Clinging to Ben, I lunged away from the box, lest the thing inside make a grab for us, too. Grant slammed the door shut again.

Ben and I crouched on the stage, gasping for breath, not letting go of each other. My fingers were knotted in his shirt, which was damp with sweat. He’d wrapped his arms around me and stared at the box.

“What the hell is that thing?” he said to Grant.

“Stage prop,” Grant said. “Among other things.”

“Shit,” Ben said, then buried his face in my hair and took a long, comforting breath. I giggled, a tad hysterically.

The rest of the Band of Tiamat approached, stalking like cats but not attacking, fearful maybe, as if unsure of what they’d seen. Grant moved to the end of the stage and addressed them, his voice calm but tired.

“The show’s over. Leave. Scatter. Or follow your masters into that place.”

The half dozen lycanthropes who were left looked at us, looked at each other. Without their show, their alpha, their context, they just looked like young men in jeans and T-shirts. Good-looking, but maybe a bit lost. Would they be able to make it on their own, without their pack? Without their show and their cult? Were they thinking the same thing?
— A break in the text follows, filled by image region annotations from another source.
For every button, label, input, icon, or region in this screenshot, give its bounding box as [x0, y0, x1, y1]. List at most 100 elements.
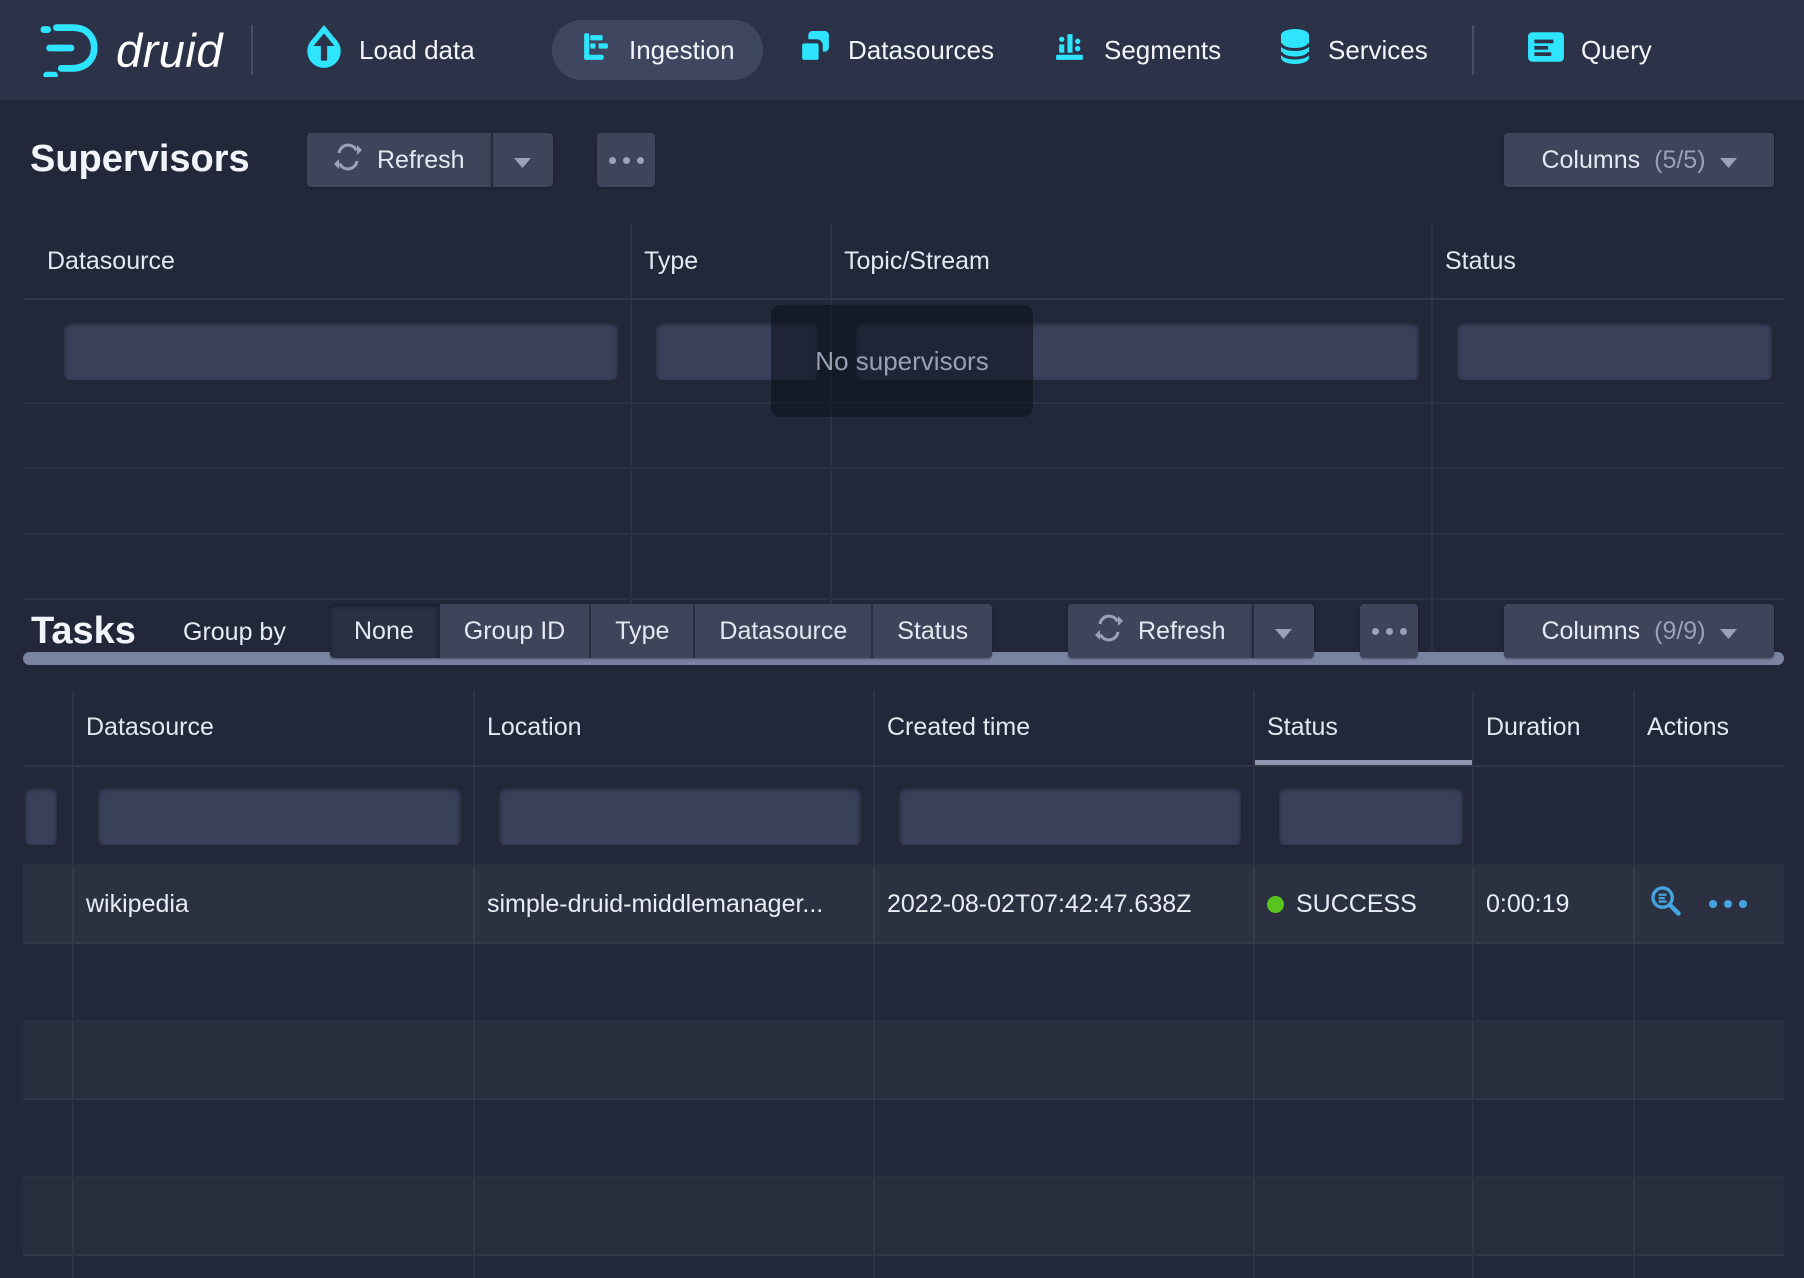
- supervisors-columns-label: Columns: [1541, 146, 1640, 175]
- nav-query-label: Query: [1581, 35, 1652, 66]
- group-by-status-button[interactable]: Status: [873, 604, 992, 658]
- tasks-col-datasource[interactable]: Datasource: [72, 690, 473, 765]
- tasks-location-filter-input[interactable]: [499, 787, 861, 845]
- druid-logo[interactable]: druid: [38, 0, 223, 100]
- datasources-layers-icon: [797, 29, 832, 71]
- group-by-type-button[interactable]: Type: [591, 604, 695, 658]
- tasks-refresh-split-button: Refresh: [1068, 604, 1314, 658]
- supervisors-col-type[interactable]: Type: [630, 224, 830, 298]
- group-by-segmented-control: None Group ID Type Datasource Status: [330, 604, 992, 658]
- nav-datasources-label: Datasources: [848, 35, 994, 66]
- no-supervisors-message: No supervisors: [771, 305, 1033, 417]
- task-actions-more-icon[interactable]: [1709, 900, 1747, 908]
- table-row: [23, 1100, 1784, 1178]
- nav-services[interactable]: Services: [1278, 0, 1428, 100]
- top-nav: druid Load data Ingestion: [0, 0, 1804, 100]
- tasks-table: Datasource Location Created time Status …: [23, 690, 1784, 1278]
- nav-divider: [251, 25, 253, 75]
- task-actions-cell: [1633, 866, 1784, 942]
- tasks-columns-button[interactable]: Columns (9/9): [1504, 604, 1774, 658]
- supervisors-col-topic-stream[interactable]: Topic/Stream: [830, 224, 1431, 298]
- supervisors-refresh-split-button: Refresh: [307, 133, 553, 187]
- table-row: [23, 944, 1784, 1022]
- druid-logo-icon: [38, 19, 102, 82]
- tasks-columns-label: Columns: [1541, 617, 1640, 646]
- tasks-created-time-filter-input[interactable]: [899, 787, 1241, 845]
- tasks-col-status[interactable]: Status: [1253, 690, 1472, 765]
- tasks-col-actions[interactable]: Actions: [1633, 690, 1784, 765]
- table-row: [23, 1178, 1784, 1256]
- task-detail-magnifier-icon[interactable]: [1649, 884, 1683, 925]
- tasks-columns-count: (9/9): [1654, 617, 1705, 646]
- nav-segments-label: Segments: [1104, 35, 1221, 66]
- more-icon: [609, 157, 644, 164]
- supervisors-title: Supervisors: [30, 138, 250, 181]
- chevron-down-icon: [1275, 617, 1292, 646]
- tasks-more-button[interactable]: [1360, 604, 1418, 658]
- tasks-clipped-filter-input[interactable]: [25, 787, 57, 845]
- supervisors-header-row: Datasource Type Topic/Stream Status: [23, 224, 1784, 300]
- table-row: [23, 469, 1784, 535]
- task-location-cell: simple-druid-middlemanager...: [473, 866, 873, 942]
- table-row: [23, 535, 1784, 600]
- table-row: [23, 1256, 1784, 1278]
- chevron-down-icon: [1720, 617, 1737, 646]
- status-dot: [1267, 896, 1284, 913]
- status-badge: SUCCESS: [1296, 890, 1417, 919]
- supervisors-columns-button[interactable]: Columns (5/5): [1504, 133, 1774, 187]
- services-database-icon: [1278, 27, 1312, 74]
- tasks-refresh-label: Refresh: [1138, 617, 1226, 646]
- tasks-col-status-label: Status: [1267, 713, 1338, 742]
- segments-bar-chart-icon: [1053, 29, 1088, 71]
- nav-ingestion[interactable]: Ingestion: [552, 20, 763, 80]
- tasks-col-clipped: [23, 690, 72, 765]
- nav-segments[interactable]: Segments: [1053, 0, 1221, 100]
- group-by-group-id-button[interactable]: Group ID: [440, 604, 591, 658]
- nav-datasources[interactable]: Datasources: [797, 0, 994, 100]
- refresh-icon: [333, 142, 363, 179]
- query-console-icon: [1527, 31, 1565, 70]
- tasks-col-duration[interactable]: Duration: [1472, 690, 1633, 765]
- tasks-datasource-filter-input[interactable]: [98, 787, 461, 845]
- group-by-label: Group by: [183, 618, 286, 647]
- supervisors-more-button[interactable]: [597, 133, 655, 187]
- tasks-refresh-button[interactable]: Refresh: [1068, 604, 1252, 658]
- task-row-wikipedia[interactable]: wikipedia simple-druid-middlemanager... …: [23, 866, 1784, 944]
- supervisors-table: Datasource Type Topic/Stream Status No s…: [23, 224, 1784, 665]
- nav-divider-2: [1472, 25, 1474, 75]
- task-status-cell: SUCCESS: [1253, 866, 1472, 942]
- supervisors-refresh-caret-button[interactable]: [491, 133, 553, 187]
- nav-ingestion-label: Ingestion: [629, 35, 735, 66]
- sort-indicator: [1255, 760, 1472, 765]
- more-icon: [1372, 628, 1407, 635]
- tasks-status-filter-input[interactable]: [1279, 787, 1463, 845]
- tasks-filter-row: [23, 767, 1784, 866]
- task-datasource-cell: wikipedia: [72, 866, 473, 942]
- ingestion-chart-icon: [580, 30, 613, 70]
- tasks-title: Tasks: [31, 610, 136, 653]
- tasks-refresh-caret-button[interactable]: [1252, 604, 1314, 658]
- druid-logo-text: druid: [116, 23, 223, 78]
- nav-query[interactable]: Query: [1527, 0, 1652, 100]
- table-row: [23, 1022, 1784, 1100]
- task-duration-cell: 0:00:19: [1472, 866, 1633, 942]
- group-by-none-button[interactable]: None: [330, 604, 440, 658]
- group-by-datasource-button[interactable]: Datasource: [695, 604, 873, 658]
- supervisors-refresh-button[interactable]: Refresh: [307, 133, 491, 187]
- chevron-down-icon: [1720, 146, 1737, 175]
- chevron-down-icon: [514, 146, 531, 175]
- task-created-time-cell: 2022-08-02T07:42:47.638Z: [873, 866, 1253, 942]
- supervisors-col-datasource[interactable]: Datasource: [23, 224, 630, 298]
- nav-load-data-label: Load data: [359, 35, 475, 66]
- tasks-col-location[interactable]: Location: [473, 690, 873, 765]
- supervisors-col-status[interactable]: Status: [1431, 224, 1784, 298]
- supervisors-datasource-filter-input[interactable]: [64, 322, 618, 380]
- nav-load-data[interactable]: Load data: [305, 0, 475, 100]
- supervisors-status-filter-input[interactable]: [1457, 322, 1772, 380]
- nav-services-label: Services: [1328, 35, 1428, 66]
- supervisors-refresh-label: Refresh: [377, 146, 465, 175]
- supervisors-columns-count: (5/5): [1654, 146, 1705, 175]
- refresh-icon: [1094, 613, 1124, 650]
- tasks-col-created-time[interactable]: Created time: [873, 690, 1253, 765]
- upload-icon: [305, 24, 343, 77]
The answer must have been yes, at least to the first one who turned and walked away. One by one, the others did likewise, glancing over their shoulders, resignation settling over their features.

The show was over, and maybe, just maybe some of them were relieved. Maybe this was for the best.
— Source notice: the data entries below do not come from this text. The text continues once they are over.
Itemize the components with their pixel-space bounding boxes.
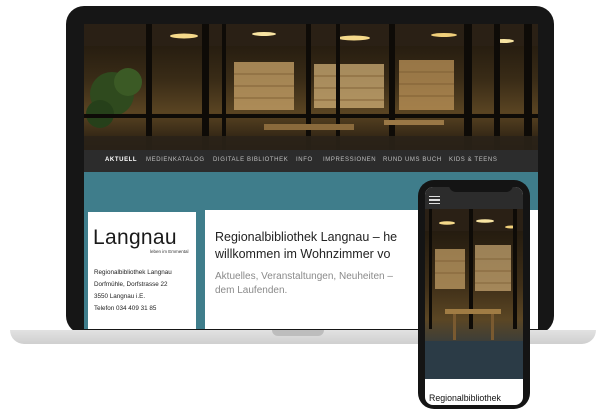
nav-item-impressionen[interactable]: IMPRESSIONEN bbox=[323, 157, 376, 163]
contact-card: Langnau leben im Emmental Regionalbiblio… bbox=[88, 212, 196, 329]
main-navigation: AKTUELL MEDIENKATALOG DIGITALE BIBLIOTHE… bbox=[84, 150, 538, 172]
welcome-subline-line-1: Aktuelles, Veranstaltungen, Neuheiten – bbox=[215, 271, 393, 282]
langnau-logo[interactable]: Langnau bbox=[93, 226, 177, 250]
hamburger-menu-icon[interactable] bbox=[429, 196, 440, 204]
nav-item-kids-teens[interactable]: KIDS & TEENS bbox=[449, 157, 497, 163]
nav-item-info[interactable]: INFO bbox=[296, 157, 313, 163]
logo-tagline: leben im Emmental bbox=[150, 249, 189, 254]
mobile-hero-image bbox=[425, 209, 523, 379]
welcome-headline-line-2: willkommen im Wohnzimmer vo bbox=[215, 247, 391, 261]
contact-street: Dorfmühle, Dorfstrasse 22 bbox=[94, 281, 168, 288]
nav-item-aktuell[interactable]: AKTUELL bbox=[105, 157, 137, 163]
hero-image-library-interior bbox=[84, 24, 538, 150]
phone-screen: Regionalbibliothek bbox=[425, 187, 523, 405]
contact-city: 3550 Langnau i.E. bbox=[94, 293, 146, 300]
nav-item-medienkatalog[interactable]: MEDIENKATALOG bbox=[146, 157, 205, 163]
welcome-headline-line-1: Regionalbibliothek Langnau – he bbox=[215, 230, 398, 244]
phone-speaker-notch bbox=[449, 182, 513, 192]
library-photo-illustration bbox=[84, 24, 538, 150]
contact-name: Regionalbibliothek Langnau bbox=[94, 269, 172, 276]
contact-phone[interactable]: Telefon 034 409 31 85 bbox=[94, 305, 156, 312]
welcome-subline-line-2: dem Laufenden. bbox=[215, 285, 288, 296]
mobile-library-photo-illustration bbox=[425, 209, 523, 379]
laptop-notch bbox=[272, 330, 324, 336]
mobile-page-title: Regionalbibliothek bbox=[429, 393, 501, 403]
nav-item-digitale-bibliothek[interactable]: DIGITALE BIBLIOTHEK bbox=[213, 157, 288, 163]
nav-item-rund-ums-buch[interactable]: RUND UMS BUCH bbox=[383, 157, 442, 163]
Eyes wide and shocky, Peter emerged from backstage. The theater was quiet now, as if nothing had happened. The box was still, and the scent of fire had faded. The only clues that there’d been a fight were Ben and me, hugging tightly, and Grant, who sat down on the edge of the stage, his shoulders slumping as he ran a hand through his hair.

“It’s over?” Peter said.

Grant looked up at him; his smile was tired, but he was smiling. “It’s over. Though I think it may be time to retire that particular prop.”

It wasn’t over. This battle was over, but Roman—Dux Bellorum—was still out there, scheming and plotting, a major player in the Long Game. This cult had been one of his pawns. He’d tried to use it to get a wedge into Denver, and he’d failed. He didn’t seem like the kind of guy who’d let a defeat like that pass.

For me and my city, this wasn’t over by a long shot.